Wenn ich aus Ihrem Report paraphrasiere, schreiben Sie: Die Finanz- und Wirtschaftskrise habe das Vertrauen in die Demokratie untergraben und ihre Grenzen aufgezeigt. Liegt darin das Problem? In der Ohnmacht gegenüber der nationalstaatlichen Demokratie? Oder entlädt sich hier nicht auch der Frust über das oft beklagte Demokratiedefizit der EU?
Das eine hängt doch mit dem anderen zusammen: Die Entwicklung der Märkte schwächt die Eingriffsmacht des einzelnen Nationalstaates in wirtschaftspolitischer Hinsicht enorm. Er kann das Versprechen der Demokratie und die Hoffnungen ebenso wie die Erwartungen seiner BürgerInnen nicht mehr erfüllen. Doch auf der europäischen Ebene ist die Demokratie bisher nicht eingerichtet worden. Also ergibt sich eine Entmachtung der Demokratie, des Bürgers, zugunsten der Ermächtigung der Marktkräfte, der Kapitaleigner, der Spekulanten. Das ist mehr als Frust und das Defizit ist mehr als beklagenswert. Genau dies nicht zu sehen, hiesse den Populisten in die Falle zu gehen. Sie sind nur so stark, weil ihnen Menschen zulaufen, die von wirklichen Problemen und Nöten getrieben werden; die Gründe für diese Probleme nicht zu sehen und somit auch nicht zu beheben, macht die Populisten stark.
Inwiefern fängt die direkte Demokratie der Schweiz populistische Stimmungen der letzten Jahre auf? Stichwort Minarett-, Ausschaffungs-, Abzocker-, Ecopop-Initiativen …
Die direkte Demokratie offeriert Populisten zusätzliche und vielfältige Artikulationsformen. Sie ist aber nicht der Grund für die Populisten. Zudem zwingt die direkte Demokratie, sofern eine demokratische Infrastruktur vorhanden ist und gut funktioniert, zu Auseinandersetzungen, die einen Polulisten auch entlarven können und schwächen. Letztlich ist die direkte Demokratie eine fortgeschrittene institutionelle Entwicklung der Demokratie, welche populistische Diskurse schwächt und das politische Denken stärkt.
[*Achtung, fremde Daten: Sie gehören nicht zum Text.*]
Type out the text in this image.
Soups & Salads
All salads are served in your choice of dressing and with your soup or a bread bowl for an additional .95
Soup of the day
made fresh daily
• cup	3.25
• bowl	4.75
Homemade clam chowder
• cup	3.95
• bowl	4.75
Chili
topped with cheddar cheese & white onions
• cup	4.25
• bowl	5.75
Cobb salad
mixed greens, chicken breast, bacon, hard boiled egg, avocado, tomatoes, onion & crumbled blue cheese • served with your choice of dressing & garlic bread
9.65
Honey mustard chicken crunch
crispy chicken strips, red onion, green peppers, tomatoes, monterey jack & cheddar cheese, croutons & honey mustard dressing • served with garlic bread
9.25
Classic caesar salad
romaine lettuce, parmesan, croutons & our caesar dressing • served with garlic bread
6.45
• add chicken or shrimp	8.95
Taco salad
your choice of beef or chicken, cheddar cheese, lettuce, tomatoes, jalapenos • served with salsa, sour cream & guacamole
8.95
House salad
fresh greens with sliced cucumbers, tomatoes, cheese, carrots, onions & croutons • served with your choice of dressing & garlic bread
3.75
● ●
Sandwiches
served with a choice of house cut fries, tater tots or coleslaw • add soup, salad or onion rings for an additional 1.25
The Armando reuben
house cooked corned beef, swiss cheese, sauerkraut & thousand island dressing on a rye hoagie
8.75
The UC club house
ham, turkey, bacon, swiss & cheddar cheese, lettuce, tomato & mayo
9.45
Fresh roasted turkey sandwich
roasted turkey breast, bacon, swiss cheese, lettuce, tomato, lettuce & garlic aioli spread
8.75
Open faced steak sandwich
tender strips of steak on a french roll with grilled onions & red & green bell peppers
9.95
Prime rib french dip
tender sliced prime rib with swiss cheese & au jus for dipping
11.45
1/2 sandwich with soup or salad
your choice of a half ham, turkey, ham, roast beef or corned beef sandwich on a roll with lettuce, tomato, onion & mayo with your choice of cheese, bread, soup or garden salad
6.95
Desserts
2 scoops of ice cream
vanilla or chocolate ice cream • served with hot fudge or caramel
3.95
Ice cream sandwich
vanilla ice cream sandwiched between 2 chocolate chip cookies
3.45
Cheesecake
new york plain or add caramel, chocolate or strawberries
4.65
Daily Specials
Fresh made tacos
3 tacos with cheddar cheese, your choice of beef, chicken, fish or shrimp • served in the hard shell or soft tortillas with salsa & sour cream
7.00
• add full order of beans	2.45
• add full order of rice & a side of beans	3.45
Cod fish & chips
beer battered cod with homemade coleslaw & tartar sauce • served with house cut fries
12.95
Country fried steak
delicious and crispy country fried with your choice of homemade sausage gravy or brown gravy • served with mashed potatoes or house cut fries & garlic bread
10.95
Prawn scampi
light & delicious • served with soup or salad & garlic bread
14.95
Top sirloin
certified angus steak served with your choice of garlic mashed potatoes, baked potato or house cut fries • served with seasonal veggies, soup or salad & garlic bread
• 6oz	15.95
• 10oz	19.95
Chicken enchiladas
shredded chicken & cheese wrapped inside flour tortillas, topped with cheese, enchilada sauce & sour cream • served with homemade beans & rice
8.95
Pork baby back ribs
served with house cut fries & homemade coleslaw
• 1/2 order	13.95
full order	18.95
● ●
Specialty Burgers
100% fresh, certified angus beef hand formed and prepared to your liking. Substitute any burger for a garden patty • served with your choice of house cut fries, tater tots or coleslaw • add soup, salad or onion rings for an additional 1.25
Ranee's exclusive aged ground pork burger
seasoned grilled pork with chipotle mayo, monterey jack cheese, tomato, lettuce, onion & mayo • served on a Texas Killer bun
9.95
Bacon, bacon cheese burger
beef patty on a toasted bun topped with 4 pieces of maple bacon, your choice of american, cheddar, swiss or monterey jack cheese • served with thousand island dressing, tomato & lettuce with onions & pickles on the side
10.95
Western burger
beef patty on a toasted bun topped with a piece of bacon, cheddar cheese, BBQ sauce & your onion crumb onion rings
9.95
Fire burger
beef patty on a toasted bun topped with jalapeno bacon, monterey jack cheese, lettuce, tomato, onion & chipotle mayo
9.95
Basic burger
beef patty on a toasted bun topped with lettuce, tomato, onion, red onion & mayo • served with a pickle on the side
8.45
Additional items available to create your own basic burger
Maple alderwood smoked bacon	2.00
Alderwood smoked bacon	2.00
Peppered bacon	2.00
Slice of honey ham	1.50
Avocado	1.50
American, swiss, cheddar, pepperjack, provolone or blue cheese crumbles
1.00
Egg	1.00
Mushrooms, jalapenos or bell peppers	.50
In der Schweiz liegt derzeit aber die für eine gesunde direkte Demokratie notwendige demokratische Infrastruktur im Argen, die direkte Demokratie droht, vom Geld kolonialisiert zu werden. Vor allem in der deutschen Schweiz krankt die politische Öffentlichkeit; die Parteien können ihre Arbeit nicht machen und jenen, welche Allgemeininteressen vertreten, fehlen gegenüber gut ausgestatteten Verbänden die Ressourcen, so dass die direkte Demokratie ihre Stärke gegenüber populistischen Simplifikationen nicht umsetzen kann.